Nous restons plongés dans nos pensées, les yeux perdus dans le vide. Ce n’est qu’en sentant un mouvement dans mes bras que je reviens à la réalité. Au creux de mes membres, mon bébé s’est endormi, libéré des linges qui le compressaient, lui laissant la place pour gesticuler à volonté. Je le regarde en souriant. Dans son sommeil, il continue à téter mais moins vigoureusement et ses petites mains se décrochent de ma robe pour retomber sur son ventre rond. Je souris, attendrie par ce magnifique spectacle que m’offre mon enfant endormi. Je me lève sans le réveiller et le pose dans le berceau. Quand je me retourne, je vois Flock me regarder, les yeux emplis d’amour, de désir et d’un petit quelque chose que je n’arrive pas à déterminer. Je retourne sur le lit et me glisse dans ses bras ouverts. J’y suis tellement bien que je pourrais m’endormir. Mais je ne le fais pas car nous avons une discussion relativement importante à faire.

  • Tu as pensé relativement longtemps. Tu as trouvé des prénoms qui te plaisent ?
  • J’ai bien des idées mais je pense que ça sera mieux si on en disait un chacun à notre tour. Qu’en penses-tu ?

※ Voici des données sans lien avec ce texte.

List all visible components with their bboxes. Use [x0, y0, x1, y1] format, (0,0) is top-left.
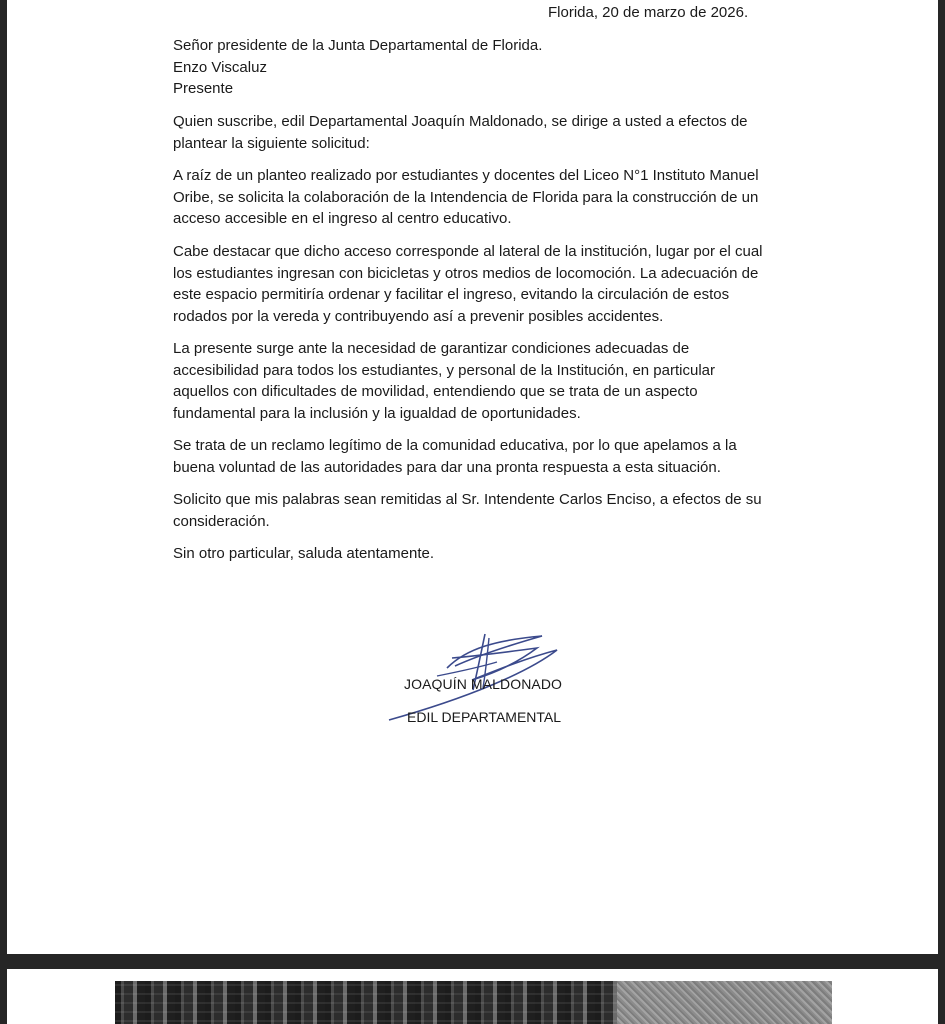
recipient-line: Enzo Viscaluz — [173, 58, 267, 76]
attached-photo — [115, 981, 832, 1024]
paragraph-request — [173, 165, 759, 230]
paragraph-line: La presente surge ante la necesidad de garantizar condiciones adecuadas de — [173, 340, 690, 357]
paragraph-line: Oribe, se solicita la colaboración de la Intendencia de Florida para la construcción de un — [173, 188, 759, 206]
letter-date: Florida, 20 de marzo de 2026. — [548, 4, 749, 21]
recipient-line: Señor presidente de la Junta Departamental de Florida. — [173, 37, 543, 54]
paragraph-line: plantear la siguiente solicitud: — [173, 134, 370, 152]
paragraph-line: Quien suscribe, edil Departamental Joaquín Maldonado, se dirige a usted a efectos de — [173, 113, 748, 130]
paragraph-line: Sin otro particular, saluda atentamente. — [173, 545, 434, 562]
paragraph-line: buena voluntad de las autoridades para dar una pronta respuesta a esta situación. — [173, 458, 721, 476]
paragraph-claim — [173, 435, 737, 478]
recipient-line: Presente — [173, 80, 234, 97]
paragraph-closing — [173, 543, 434, 565]
signature-name: JOAQUÍN MALDONADO — [404, 676, 563, 692]
paragraph-intro — [173, 111, 748, 154]
letter-page — [7, 0, 938, 954]
paragraph-line: Cabe destacar que dicho acceso corresponde al lateral de la institución, lugar por el cual — [173, 243, 763, 260]
photo-pavement-texture — [617, 981, 832, 1024]
paragraph-line: aquellos con dificultades de movilidad, entendiendo que se trata de un aspecto — [173, 383, 698, 400]
paragraph-line: acceso accesible en el ingreso al centro educativo. — [173, 210, 512, 227]
paragraph-line: consideración. — [173, 512, 270, 530]
paragraph-line: Se trata de un reclamo legítimo de la comunidad educativa, por lo que apelamos a la — [173, 437, 737, 454]
paragraph-accessibility — [173, 338, 715, 424]
paragraph-line: A raíz de un planteo realizado por estudiantes y docentes del Liceo N°1 Instituto Manuel — [173, 167, 759, 184]
paragraph-referral — [173, 489, 762, 532]
signature-title: EDIL DEPARTAMENTAL — [407, 709, 562, 725]
paragraph-line: accesibilidad para todos los estudiantes, y personal de la Institución, en particular — [173, 361, 715, 379]
recipient-block — [173, 35, 542, 100]
paragraph-detail — [173, 241, 763, 327]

  • Pourquoi pas ? Tu commences ou je le fais ?
  • Honneur aux dames, me sourit-il avec un petit air narquois.
  • Très bien. Si monsieur insiste. Je pensais à Manthi.
  • Bof. On dirait un insecte ou une plante. Pourquoi pas Jérim ?
  • Jérim ? On dirait que tu vomis, rigolais-je. Ne le prends pas mal mon amour, mais c’est la vérité... Hendock ?
  • Pour qu’il devienne artisan-batelier ? Et qu’il vive sur les docks ? Nan. Fritz ?
  • Fritz ? Et qu’il devienne aussi froid que le blizzard ? Je trouve ça bizarre. J’aime bien Fredrich.
  • Fredrich ? Il y en a déjà trois en ville. Pas très original... Mais je n’ai plus d’idées, pour être tout à fait honnête.
  • Très bien. Donc pas Manthi, ni Jérim, ni Hendock, ni Fritz. Pas non plus Fredrich. Il ne me reste qu’un seul prénom : Johan.
  • Johan ? J’aime bien. C’est original mais ça reste conventionnel. Pourquoi pas. Si tu aimes, c’est d’accord pour moi, me sourit-il.
  • Donc nous sommes d’accord. Notre fils va s’appeler Johan.

Je me serre contre son torse et murmure un « Je t’aime », la bouche pressée sur son pectoral. Ses bras se resserrent autour de moi. Il me berce tout contre lui et je finis par m’endormir, apaisée et heureuse. Mais je sens toujours dans mon cœur et dans mon ventre une douleur sourde qui me dit que quelque chose va mal.